Annette's son Nicholas was born in 1985, followed by daughter Charlotte in 1987and son Alexander (Alex) in 1992.
The move to ministry
She added: "As a result of David's career extending further to the east, we moved to East Bergholt.
There my daughter joined the church choir and I would go along to support her." However, it was not until Annette was approached by a parishioner with the words: "We really want you to come to our Alpha Course," feeling it a personal call, that she became drawn seriously towards the Church of England.
At St Mary's East Bergholt the priest was the well-liked John Druce and soon Annette found herself running the Sunday School and the Youth Group.
Then Annette applied for and landed a "plum" job teaching A-level students psychology at the esteemed Colchester Grammar School. She said: "Before long I was teaching the subject to nearly one third of the sixth form – I thoroughly enjoyed the challenge of teaching at such a level – but in contrast I also enjoyed teaching children under the Youth Training Scheme."
Leaving such a prestigious career was not to be taken lightly.
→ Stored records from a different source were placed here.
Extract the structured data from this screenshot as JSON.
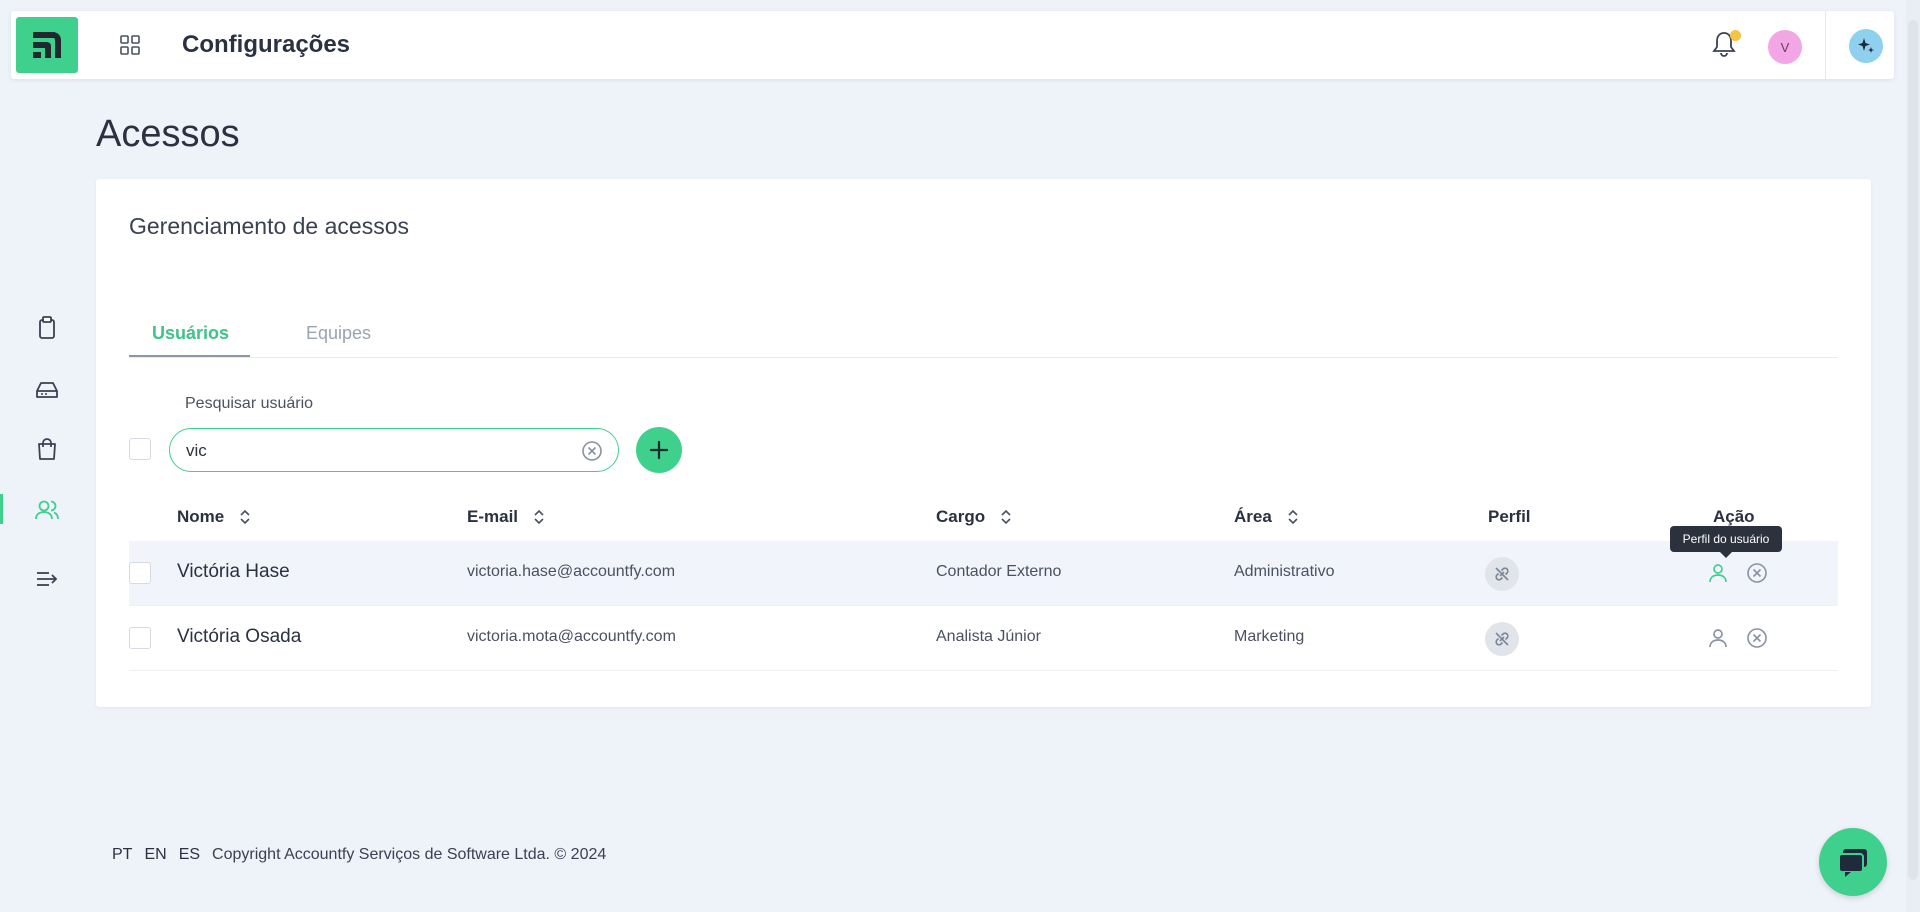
{
  "header": {
    "title": "Configurações",
    "avatar_initial": "V"
  },
  "page": {
    "title": "Acessos"
  },
  "card": {
    "title": "Gerenciamento de acessos",
    "tabs": [
      {
        "label": "Usuários",
        "active": true
      },
      {
        "label": "Equipes",
        "active": false
      }
    ],
    "search": {
      "label": "Pesquisar usuário",
      "value": "vic"
    },
    "table": {
      "columns": [
        "Nome",
        "E-mail",
        "Cargo",
        "Área",
        "Perfil",
        "Ação"
      ],
      "rows": [
        {
          "name": "Victória Hase",
          "email": "victoria.hase@accountfy.com",
          "cargo": "Contador Externo",
          "area": "Administrativo"
        },
        {
          "name": "Victória Osada",
          "email": "victoria.mota@accountfy.com",
          "cargo": "Analista Júnior",
          "area": "Marketing"
        }
      ],
      "tooltip": "Perfil do usuário"
    }
  },
  "footer": {
    "languages": [
      "PT",
      "EN",
      "ES"
    ],
    "copyright": "Copyright Accountfy Serviços de Software Ltda. © 2024"
  },
  "colors": {
    "accent": "#3fd08d",
    "background": "#eef2f9"
  }
}
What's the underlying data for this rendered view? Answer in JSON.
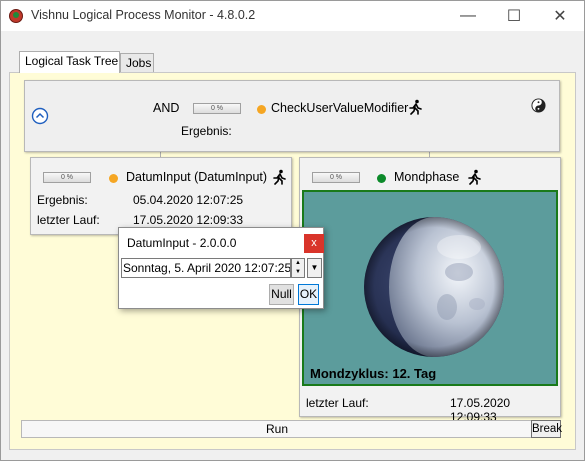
{
  "window": {
    "title": "Vishnu Logical Process Monitor - 4.8.0.2",
    "minimize_glyph": "—",
    "maximize_glyph": "☐",
    "close_glyph": "✕"
  },
  "tabs": [
    {
      "label": "Logical Task Tree",
      "active": true
    },
    {
      "label": "Jobs",
      "active": false
    }
  ],
  "root_node": {
    "operator": "AND",
    "progress": "0 %",
    "status_color": "#f5a623",
    "name": "CheckUserValueModifier",
    "result_label": "Ergebnis:",
    "result_value": "",
    "collapse_icon": "chevron-up-circle-icon",
    "run_icon": "running-man-icon",
    "yin_yang_icon": "yin-yang-icon"
  },
  "left_node": {
    "progress": "0 %",
    "status_color": "#f5a623",
    "name": "DatumInput (DatumInput)",
    "result_label": "Ergebnis:",
    "result_value": "05.04.2020 12:07:25",
    "last_run_label": "letzter Lauf:",
    "last_run_value": "17.05.2020 12:09:33",
    "run_icon": "running-man-icon"
  },
  "right_node": {
    "progress": "0 %",
    "status_color": "#0c8a2a",
    "name": "Mondphase",
    "moon_caption": "Mondzyklus: 12. Tag",
    "last_run_label": "letzter Lauf:",
    "last_run_value": "17.05.2020 12:09:33",
    "run_icon": "running-man-icon"
  },
  "statusbar": {
    "run_label": "Run",
    "break_label": "Break"
  },
  "popup": {
    "title": "DatumInput - 2.0.0.0",
    "close_glyph": "x",
    "date_value": "Sonntag, 5. April 2020 12:07:25",
    "spin_up_glyph": "▲",
    "spin_down_glyph": "▼",
    "dropdown_glyph": "▼",
    "null_label": "Null",
    "ok_label": "OK"
  }
}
Annette was increasingly drawn towards the church and faced a two-year struggle to come to terms with what she believed God was calling her to do.
Attending an Alpha course assisted in the decision-making process as did Sharon Swain the then Rural Dean. "Having made the decision," she stressed, "I became much calmer."
A first posting – and first woman incumbent, nevertheless Annette still faced the challenge of "learning from a distance" since she was unable to simply desert her growing family and opt for the more preferential residential training.
The Eastern Region Ministry Course was run by the Cambridge Federation and Annette stuck in and finally got ordained in 2006.
An initial urge to return to Hertfordshire for her first ministry was resisted and so her first post was as the inaugural woman incumbent in North Samford benefice – with responsibility for some six churches.
"I really liked it here," she said, "and especially enjoyed the opportunity to meet a wide range of people."
Annette brings to her ministry knowledge of how to delegate to others and thereby to encourage and coach lay members of her congregations to grow in faith.
She added: "You also learn from other people that way."
Growing grassroots-upwards
In January 2022 Annette was appointed Rural Dean for Samford Deanery. She explained: "I know that I can work well with all my colleagues. I inherited a good team and the pandemic has had the effect of bringing us closer together.
She has no illusions about the task she has taken on as the Church of England faces a range of major existential challenges. Nevertheless, acknowledging the stressful nature of the tasks ahead she firmly believes that future church growth will of necessity need to come from the "bottom upwards".
Annette's husband David is a Managing Director of an engineering company based locally. What little time she has after caring for six benefice churches (and now overall responsibility for 19 in the deanery!) she enjoys painting in watercolours and inks, also "any kind of craft work and looking after my two cats and two Labradors Daisy and Yukkii (Japanese for white)."
She tries once a year to visit her son Nicolas in Singapore where he is a surgeon.
A vision for the deanery
Annette Shannon has a vision for her Deanery which includes a variety of actions including sharing resources,
"it's the only way we can survive", and recognising the underlying value that many non-churchgoing people have towards their churches as places of celebration, festival or merely a place of peace in an increasingly dysfunctional and hectic world.
There seems no doubt that under Rev Annette's direction and mentoring, Samford Deanery has the best chance of surviving in the form of a workable and worshipful unit for the future – no matter how revolutionary the impending changes may be.